Free Support Forum - groupdocs.com

Parse a large PDF to HTML using Java

Hi, i used groupdocs.parser version 20.1 to parse file large PDF around >50MB, but it only parsed around 10-14 first pages and missed a lot of file pdf content. So please check this issue (version 18.12 dont have this problem).

Example file pdf 500MB: https://ia800304.us.archive.org/19/items/nasa_techdoc_19880069935/19880069935.pdf

@shockvip1331,

Please share the sample code or application using that issue could be reproduced at our end.

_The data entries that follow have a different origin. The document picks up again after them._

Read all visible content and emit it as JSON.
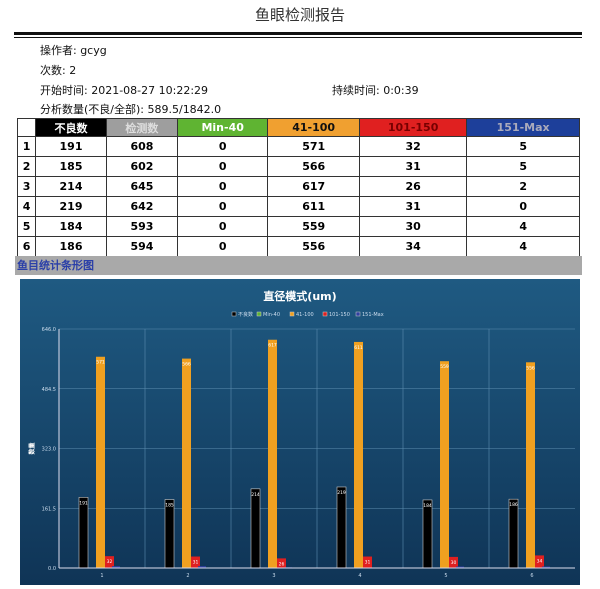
{
  "report": {
    "title": "鱼眼检测报告",
    "operator": "操作者: gcyg",
    "count": "次数: 2",
    "start": "开始时间: 2021-08-27 10:22:29",
    "duration": "持续时间: 0:0:39",
    "analysis": "分析数量(不良/全部): 589.5/1842.0"
  },
  "table": {
    "headers": [
      "",
      "不良数",
      "检测数",
      "Min-40",
      "41-100",
      "101-150",
      "151-Max"
    ],
    "header_colors": [
      "#ffffff",
      "#000000",
      "#9e9e9e",
      "#5fb432",
      "#f0a030",
      "#e02020",
      "#1d3f9a"
    ],
    "header_text_colors": [
      "#000",
      "#fff",
      "#ddd",
      "#fff",
      "#111",
      "#700",
      "#aab"
    ],
    "rows": [
      [
        "1",
        "191",
        "608",
        "0",
        "571",
        "32",
        "5"
      ],
      [
        "2",
        "185",
        "602",
        "0",
        "566",
        "31",
        "5"
      ],
      [
        "3",
        "214",
        "645",
        "0",
        "617",
        "26",
        "2"
      ],
      [
        "4",
        "219",
        "642",
        "0",
        "611",
        "31",
        "0"
      ],
      [
        "5",
        "184",
        "593",
        "0",
        "559",
        "30",
        "4"
      ],
      [
        "6",
        "186",
        "594",
        "0",
        "556",
        "34",
        "4"
      ]
    ]
  },
  "section_label": "鱼目统计条形图",
  "chart_data": {
    "type": "bar",
    "title": "直径模式(um)",
    "ylabel": "数量",
    "categories": [
      "1",
      "2",
      "3",
      "4",
      "5",
      "6"
    ],
    "ylim": [
      0,
      646
    ],
    "yticks": [
      "0.0",
      "161.5",
      "323.0",
      "484.5",
      "646.0"
    ],
    "grid": true,
    "legend": "top",
    "series": [
      {
        "name": "不良数",
        "color": "#000000",
        "values": [
          191,
          185,
          214,
          219,
          184,
          186
        ]
      },
      {
        "name": "Min-40",
        "color": "#5fb432",
        "values": [
          0,
          0,
          0,
          0,
          0,
          0
        ]
      },
      {
        "name": "41-100",
        "color": "#f0a020",
        "values": [
          571,
          566,
          617,
          611,
          559,
          556
        ]
      },
      {
        "name": "101-150",
        "color": "#e02020",
        "values": [
          32,
          31,
          26,
          31,
          30,
          34
        ]
      },
      {
        "name": "151-Max",
        "color": "#3040a0",
        "values": [
          5,
          5,
          2,
          0,
          4,
          4
        ]
      }
    ]
  }
}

I just used basic code like examples on Github:

try (Parser parser = new Parser(filePDFPath)) {
try {
try (TextReader reader = parser.getText()) {
String read = reader.readToEnd();
OutputStream outputStream = new FileOutputStream(fileOutputPath);
outputStream.write(read.getBytes(StandardCharsets.UTF_8));
outputStream.close();

            }
        } catch (IOException e) {
            e.printStackTrace();
        }
    }
1 Like

@shockvip1331,

This issue is reproduced at our end. Hence, it has been logged in our internal issue tracking system with ID PARSERJAVA-110. As there is any further update, you’ll be notified.

During the fixing time, i have to downgrade to version 18.12 to make sure my app works fine.

@shockvip1331,

Alright.